Una Europa più forte e disciplinata nell’attuale contesto serve ad Obama, oggi criticato per le sue “debolezze” in politica estera. Ma difficilmente mira a creare l’Europa di cui avremmo bisogno noi europei; e anche il mondo. Obama in realtà si trova oggi alla testa dell’insensato rilancio della guerra fredda, che arriva del resto dopo l’altrettanto insensato e pericolosissimo accerchiamento della Russia operato dalla Nato sin dall’indomani della caduta del Muro. Se oggi a Mosca comanda Putin è anche perché è quella strategia che ha stimolato le peggiori reazioni di un paese cui l’Europa avrebbe dovuto invece aprire le porte.

In realtà questo incontro Renzi-Obama dovrebbe preoccupare. Se il presidente americano avverte la necessità di ricorrere ad una politica estera più aggressiva vuol dire che cresce l’escalation in favore di una rischiosissima più dura competizione fra le potenze mondiali. Purtroppo è la linea di cui si fa portavoce Hillary Clinton ( che siamo costretti a preferire a Trump). E che Obama è costretto a favorire.

Lo spot propagandistico di Renzi a Washington è ovviamente parte della battaglia referendaria. C’è chi lo userà per dire che la vittoria del No sarebbe non solo una catastrofe per l’Italia ma anche – “vedete cosa ha detto Obama?” – per il mondo. Sarà dunque ancor più necessario insistere nel rispondere ai non pochi che pur condividendo le ragioni del No, sono stati convinti che una sua eventuale vittoria porterebbe ad una pericolosa destabilizzazione del Pd, lasciando spazio alla destra (o ai 5 Stelle).

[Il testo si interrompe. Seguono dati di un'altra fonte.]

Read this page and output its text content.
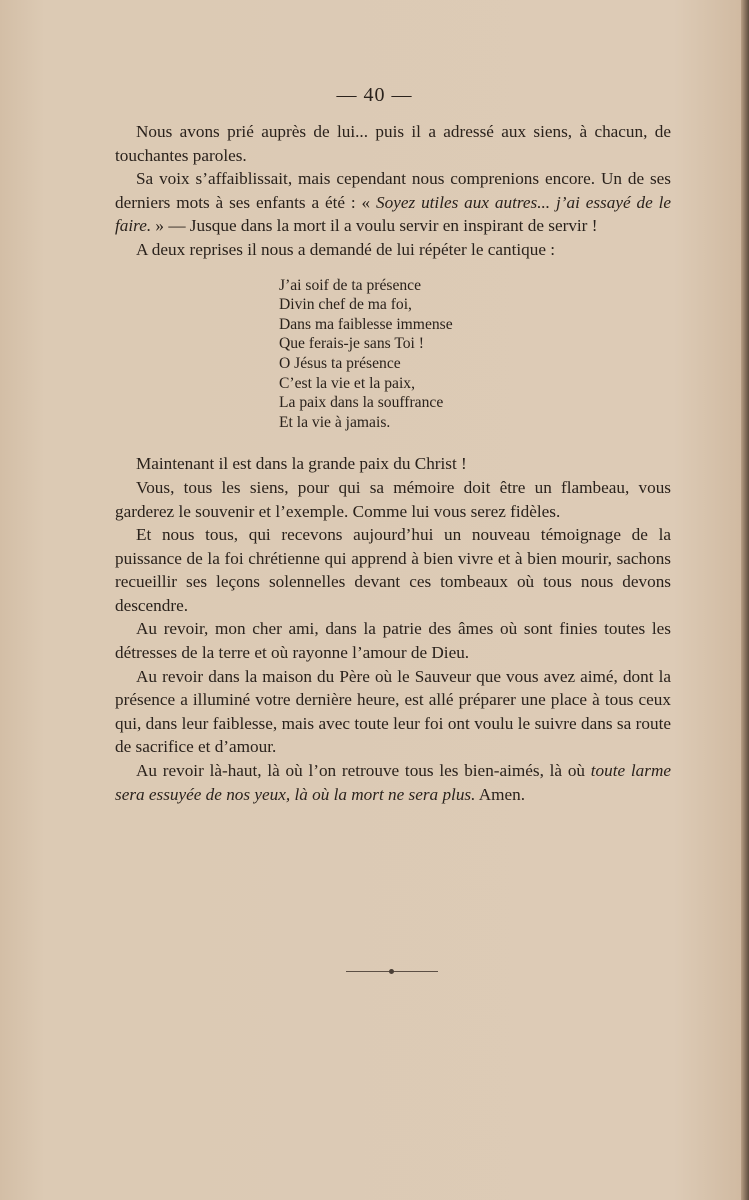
— 40 —

Nous avons prié auprès de lui... puis il a adressé aux siens, à chacun, de touchantes paroles.

Sa voix s’affaiblissait, mais cependant nous comprenions encore. Un de ses derniers mots à ses enfants a été : « Soyez utiles aux autres... j’ai essayé de le faire. » — Jusque dans la mort il a voulu servir en inspirant de servir !

A deux reprises il nous a demandé de lui répéter le cantique :

J’ai soif de ta présence
Divin chef de ma foi,
Dans ma faiblesse immense
Que ferais-je sans Toi !
O Jésus ta présence
C’est la vie et la paix,
La paix dans la souffrance
Et la vie à jamais.

Maintenant il est dans la grande paix du Christ !

Vous, tous les siens, pour qui sa mémoire doit être un flambeau, vous garderez le souvenir et l’exemple. Comme lui vous serez fidèles.

Et nous tous, qui recevons aujourd’hui un nouveau témoignage de la puissance de la foi chrétienne qui apprend à bien vivre et à bien mourir, sachons recueillir ses leçons solennelles devant ces tombeaux où tous nous devons descendre.

Au revoir, mon cher ami, dans la patrie des âmes où sont finies toutes les détresses de la terre et où rayonne l’amour de Dieu.

Au revoir dans la maison du Père où le Sauveur que vous avez aimé, dont la présence a illuminé votre dernière heure, est allé préparer une place à tous ceux qui, dans leur faiblesse, mais avec toute leur foi ont voulu le suivre dans sa route de sacrifice et d’amour.

Au revoir là-haut, là où l’on retrouve tous les bien-aimés, là où toute larme sera essuyée de nos yeux, là où la mort ne sera plus. Amen.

Credo sia davvero il contrario: se non si costruisce una reale alternativa al pericolo di un accentuato autoritarismo e alla deriva liberista e iperatlantica cui sta portando, non si farà che dar spazio alle forze antisistema. In Italia come altrove in Europa. Che proprio dal venir meno della partecipazione politica della gente, dalla mortificazione dei movimenti, dalla demonizzazione dei corpi intermedi e dei contropoteri che rappresentano, dalla marginalizzazione della dialettica democratica che ne deriva, traggono in definitiva vantaggio.

L’alternativa immediata, in termini di governo, forse non c’è. Ma rinviare il processo capace di costruirla non fa che deteriorare il terreno su cui dobbiamo misurarci. E’ pericoloso, potremo vedere compromesse per un tempo assai lungo le nostre prospettive. In pericolo è oggi il tessuto democratico, e nessuna sinistra – e neppure un centrosinistra – può prosperare in una simile situazione.